Проведав спящего сына, Гаша поспешно воротилась к матери и, обняв её за плечи, спросила:

   — Что с тобой, матушка?

Кучковна подняла на дочь глаза, которые при неверном огне свечи казались особенно большими и, как колодезная вода, прозрачно-тёмными. Она долго смотрела на Гашу молча, будто стараясь лучше запомнить её черты. Потом проговорила очень тихо и однозвучно: До нашего дома кровь добрызнула.

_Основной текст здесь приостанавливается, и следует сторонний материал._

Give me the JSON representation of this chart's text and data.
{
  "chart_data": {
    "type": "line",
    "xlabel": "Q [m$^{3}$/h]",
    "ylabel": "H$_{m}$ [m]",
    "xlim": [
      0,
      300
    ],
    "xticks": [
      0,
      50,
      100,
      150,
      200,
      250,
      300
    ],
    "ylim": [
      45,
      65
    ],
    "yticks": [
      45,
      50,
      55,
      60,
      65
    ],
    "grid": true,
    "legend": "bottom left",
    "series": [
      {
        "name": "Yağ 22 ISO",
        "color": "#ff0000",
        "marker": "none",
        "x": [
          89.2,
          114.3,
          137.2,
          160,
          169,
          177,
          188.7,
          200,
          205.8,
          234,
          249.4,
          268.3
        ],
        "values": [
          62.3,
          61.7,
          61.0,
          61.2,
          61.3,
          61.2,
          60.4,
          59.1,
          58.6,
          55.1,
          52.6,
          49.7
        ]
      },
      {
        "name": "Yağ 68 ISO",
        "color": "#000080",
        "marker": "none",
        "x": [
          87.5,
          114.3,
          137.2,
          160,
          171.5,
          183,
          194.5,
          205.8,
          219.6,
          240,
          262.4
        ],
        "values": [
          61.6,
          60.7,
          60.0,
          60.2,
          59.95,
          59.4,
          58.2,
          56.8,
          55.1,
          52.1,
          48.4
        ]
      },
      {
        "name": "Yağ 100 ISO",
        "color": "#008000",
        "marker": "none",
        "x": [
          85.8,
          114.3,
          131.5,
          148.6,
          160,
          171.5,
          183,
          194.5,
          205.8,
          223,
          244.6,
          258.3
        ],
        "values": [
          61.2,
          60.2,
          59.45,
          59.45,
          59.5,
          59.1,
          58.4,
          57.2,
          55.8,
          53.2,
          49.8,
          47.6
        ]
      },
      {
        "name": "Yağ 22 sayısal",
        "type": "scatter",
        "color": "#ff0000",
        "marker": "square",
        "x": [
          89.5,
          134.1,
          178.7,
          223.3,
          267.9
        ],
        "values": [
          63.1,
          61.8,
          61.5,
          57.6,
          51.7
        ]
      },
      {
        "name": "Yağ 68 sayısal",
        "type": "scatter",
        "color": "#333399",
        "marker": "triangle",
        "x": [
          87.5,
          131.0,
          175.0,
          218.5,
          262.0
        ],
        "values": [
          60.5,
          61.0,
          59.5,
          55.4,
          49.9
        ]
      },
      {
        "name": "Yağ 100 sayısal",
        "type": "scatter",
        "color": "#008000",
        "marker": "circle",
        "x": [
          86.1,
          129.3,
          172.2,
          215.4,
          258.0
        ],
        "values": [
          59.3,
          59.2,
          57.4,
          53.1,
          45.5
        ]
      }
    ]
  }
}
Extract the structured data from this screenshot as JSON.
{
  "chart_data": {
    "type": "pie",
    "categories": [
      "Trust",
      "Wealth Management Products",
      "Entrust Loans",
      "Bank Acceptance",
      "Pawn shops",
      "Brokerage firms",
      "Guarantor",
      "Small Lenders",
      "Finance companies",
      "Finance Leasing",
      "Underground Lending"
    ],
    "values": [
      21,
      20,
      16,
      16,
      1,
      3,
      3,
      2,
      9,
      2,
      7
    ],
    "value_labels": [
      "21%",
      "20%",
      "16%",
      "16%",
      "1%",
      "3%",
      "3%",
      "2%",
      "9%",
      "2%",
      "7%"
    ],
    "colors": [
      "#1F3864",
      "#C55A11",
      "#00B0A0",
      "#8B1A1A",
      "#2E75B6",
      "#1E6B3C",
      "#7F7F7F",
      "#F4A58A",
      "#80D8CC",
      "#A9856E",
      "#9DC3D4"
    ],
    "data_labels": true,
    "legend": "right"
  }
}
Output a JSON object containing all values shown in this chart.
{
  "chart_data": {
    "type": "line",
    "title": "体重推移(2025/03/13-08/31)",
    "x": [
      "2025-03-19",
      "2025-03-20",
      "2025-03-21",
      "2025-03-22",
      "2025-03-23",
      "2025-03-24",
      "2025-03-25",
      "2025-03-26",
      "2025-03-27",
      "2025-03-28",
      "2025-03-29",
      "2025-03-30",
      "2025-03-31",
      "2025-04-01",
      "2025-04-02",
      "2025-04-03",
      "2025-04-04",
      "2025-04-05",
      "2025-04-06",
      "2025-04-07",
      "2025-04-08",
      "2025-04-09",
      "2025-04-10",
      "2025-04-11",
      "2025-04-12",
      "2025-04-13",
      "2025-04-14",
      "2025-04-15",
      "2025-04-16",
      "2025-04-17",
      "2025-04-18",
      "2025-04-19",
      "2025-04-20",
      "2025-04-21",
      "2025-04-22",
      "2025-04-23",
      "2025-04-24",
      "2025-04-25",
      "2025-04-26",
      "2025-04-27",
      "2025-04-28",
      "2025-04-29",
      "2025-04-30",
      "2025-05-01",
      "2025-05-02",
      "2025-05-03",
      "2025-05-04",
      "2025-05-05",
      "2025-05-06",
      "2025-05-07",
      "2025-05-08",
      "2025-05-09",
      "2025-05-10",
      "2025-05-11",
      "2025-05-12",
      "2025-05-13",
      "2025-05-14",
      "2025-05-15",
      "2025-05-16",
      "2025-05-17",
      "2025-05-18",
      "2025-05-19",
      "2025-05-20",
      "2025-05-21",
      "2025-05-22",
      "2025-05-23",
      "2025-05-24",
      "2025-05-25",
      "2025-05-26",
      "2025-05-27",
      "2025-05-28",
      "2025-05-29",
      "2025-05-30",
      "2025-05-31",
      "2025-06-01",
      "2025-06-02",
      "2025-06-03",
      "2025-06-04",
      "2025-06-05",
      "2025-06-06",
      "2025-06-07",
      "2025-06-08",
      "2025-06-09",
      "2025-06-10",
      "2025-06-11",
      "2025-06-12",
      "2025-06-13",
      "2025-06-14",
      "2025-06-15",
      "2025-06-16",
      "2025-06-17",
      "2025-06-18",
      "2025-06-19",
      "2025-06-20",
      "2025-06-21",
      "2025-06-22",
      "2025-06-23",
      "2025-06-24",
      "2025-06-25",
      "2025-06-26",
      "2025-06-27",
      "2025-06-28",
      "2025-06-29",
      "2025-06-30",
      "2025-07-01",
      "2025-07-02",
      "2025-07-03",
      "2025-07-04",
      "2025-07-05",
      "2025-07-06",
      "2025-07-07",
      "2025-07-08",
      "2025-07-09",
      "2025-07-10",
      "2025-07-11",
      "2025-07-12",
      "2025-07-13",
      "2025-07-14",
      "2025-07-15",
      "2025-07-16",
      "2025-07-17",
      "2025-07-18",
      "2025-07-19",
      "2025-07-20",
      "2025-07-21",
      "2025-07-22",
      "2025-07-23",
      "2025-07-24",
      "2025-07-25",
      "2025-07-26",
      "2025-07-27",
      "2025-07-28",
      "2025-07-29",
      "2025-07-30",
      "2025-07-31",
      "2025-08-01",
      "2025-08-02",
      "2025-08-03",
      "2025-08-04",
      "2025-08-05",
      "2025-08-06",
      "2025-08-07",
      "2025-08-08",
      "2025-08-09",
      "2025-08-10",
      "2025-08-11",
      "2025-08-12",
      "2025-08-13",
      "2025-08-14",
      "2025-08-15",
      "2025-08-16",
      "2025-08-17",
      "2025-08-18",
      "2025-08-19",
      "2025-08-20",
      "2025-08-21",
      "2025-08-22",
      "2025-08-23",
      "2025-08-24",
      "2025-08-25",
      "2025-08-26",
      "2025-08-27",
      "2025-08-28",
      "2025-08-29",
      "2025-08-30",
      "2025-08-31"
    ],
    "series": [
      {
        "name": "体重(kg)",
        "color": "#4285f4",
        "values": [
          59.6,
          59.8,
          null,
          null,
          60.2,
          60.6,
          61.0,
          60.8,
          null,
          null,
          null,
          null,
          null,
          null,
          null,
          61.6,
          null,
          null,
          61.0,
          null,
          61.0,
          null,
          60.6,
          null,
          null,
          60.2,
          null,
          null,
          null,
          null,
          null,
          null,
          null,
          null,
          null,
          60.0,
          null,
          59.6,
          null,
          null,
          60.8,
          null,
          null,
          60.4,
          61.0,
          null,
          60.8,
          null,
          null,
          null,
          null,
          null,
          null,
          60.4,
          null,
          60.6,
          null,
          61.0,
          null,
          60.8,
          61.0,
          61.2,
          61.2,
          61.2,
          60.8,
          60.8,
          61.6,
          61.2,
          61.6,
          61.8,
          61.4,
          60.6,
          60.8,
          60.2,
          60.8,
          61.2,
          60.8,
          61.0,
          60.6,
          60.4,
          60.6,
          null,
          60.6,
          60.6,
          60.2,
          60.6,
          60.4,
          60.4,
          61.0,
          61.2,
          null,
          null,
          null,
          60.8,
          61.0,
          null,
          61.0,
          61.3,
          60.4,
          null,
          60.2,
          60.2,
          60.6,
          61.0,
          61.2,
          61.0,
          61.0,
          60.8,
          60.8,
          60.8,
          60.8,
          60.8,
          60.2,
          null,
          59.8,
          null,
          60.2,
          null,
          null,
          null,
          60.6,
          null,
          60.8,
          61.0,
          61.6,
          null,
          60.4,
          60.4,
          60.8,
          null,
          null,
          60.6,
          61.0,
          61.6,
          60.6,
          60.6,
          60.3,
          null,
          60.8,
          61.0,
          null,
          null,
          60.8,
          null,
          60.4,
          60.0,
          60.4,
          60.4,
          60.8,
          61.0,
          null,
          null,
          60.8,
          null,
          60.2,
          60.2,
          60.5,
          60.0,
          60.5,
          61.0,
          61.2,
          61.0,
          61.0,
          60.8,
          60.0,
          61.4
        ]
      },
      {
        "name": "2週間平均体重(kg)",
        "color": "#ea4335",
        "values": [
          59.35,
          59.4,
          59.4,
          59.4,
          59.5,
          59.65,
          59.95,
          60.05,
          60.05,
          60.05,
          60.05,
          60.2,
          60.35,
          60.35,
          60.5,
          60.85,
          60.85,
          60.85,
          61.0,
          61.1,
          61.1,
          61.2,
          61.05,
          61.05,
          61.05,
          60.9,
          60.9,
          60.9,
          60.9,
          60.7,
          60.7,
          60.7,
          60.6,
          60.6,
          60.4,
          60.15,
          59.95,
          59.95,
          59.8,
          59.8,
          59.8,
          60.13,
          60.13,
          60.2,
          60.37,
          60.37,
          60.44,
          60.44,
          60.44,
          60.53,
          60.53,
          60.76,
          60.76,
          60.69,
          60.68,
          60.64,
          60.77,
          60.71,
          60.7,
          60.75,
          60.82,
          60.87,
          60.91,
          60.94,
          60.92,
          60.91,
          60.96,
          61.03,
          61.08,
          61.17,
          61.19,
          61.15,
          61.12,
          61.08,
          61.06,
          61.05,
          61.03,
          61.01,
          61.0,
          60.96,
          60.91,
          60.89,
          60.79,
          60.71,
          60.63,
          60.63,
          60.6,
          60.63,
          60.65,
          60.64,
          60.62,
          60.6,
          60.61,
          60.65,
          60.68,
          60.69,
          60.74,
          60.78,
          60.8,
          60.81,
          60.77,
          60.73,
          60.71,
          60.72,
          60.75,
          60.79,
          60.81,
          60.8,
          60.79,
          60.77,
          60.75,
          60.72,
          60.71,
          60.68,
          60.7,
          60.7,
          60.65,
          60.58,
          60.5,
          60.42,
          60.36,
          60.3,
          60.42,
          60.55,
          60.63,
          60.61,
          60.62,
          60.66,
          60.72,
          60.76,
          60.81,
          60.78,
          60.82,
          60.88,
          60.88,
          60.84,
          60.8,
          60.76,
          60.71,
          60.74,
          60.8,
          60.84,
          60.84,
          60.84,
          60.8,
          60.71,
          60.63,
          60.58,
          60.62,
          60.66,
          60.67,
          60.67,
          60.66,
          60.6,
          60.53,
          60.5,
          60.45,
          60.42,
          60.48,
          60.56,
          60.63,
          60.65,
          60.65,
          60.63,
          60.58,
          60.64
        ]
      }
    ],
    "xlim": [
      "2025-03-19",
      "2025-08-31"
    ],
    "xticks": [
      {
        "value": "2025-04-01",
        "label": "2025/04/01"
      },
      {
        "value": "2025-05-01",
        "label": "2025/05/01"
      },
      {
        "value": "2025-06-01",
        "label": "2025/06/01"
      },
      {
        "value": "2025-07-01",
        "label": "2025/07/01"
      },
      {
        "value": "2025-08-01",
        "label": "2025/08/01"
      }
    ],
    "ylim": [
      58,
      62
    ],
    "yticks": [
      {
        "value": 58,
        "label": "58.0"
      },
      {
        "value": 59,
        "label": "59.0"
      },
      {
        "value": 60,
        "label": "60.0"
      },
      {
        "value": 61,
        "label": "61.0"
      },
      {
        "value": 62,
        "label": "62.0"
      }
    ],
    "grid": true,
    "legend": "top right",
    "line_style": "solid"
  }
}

Огонь оплывшей свечи дрогнул и погас.

Теперь в окно глядело много звёзд. Одни едва теплились, другие ярко горели белым, безучастным светом. Ни одна не мигала. Ветер сошёл на землю. Было слышно, как под его напором шумят сосны.

VI

За ночь ветер вошёл в силу.

К утру он уже гнал по Москве-реке длинные, разнолистые волны, сердито качал и крутил чей-то уносимый течением пустой челнок, трепал на звоннице колокольные верёвки, рвал и швырял к земле печной дым и ерошил рябые перья поповских кур. По глубоко синему, начисто подметённому небу мчались редкие клубы пухлых облаков. Трава ходила ходуном и, будто в испуге, припадала к земле, а на берегу задранные ветром круглые листы мать-и-мачехи все побелели, оборотив вверх нежный бархатец своей изнанки.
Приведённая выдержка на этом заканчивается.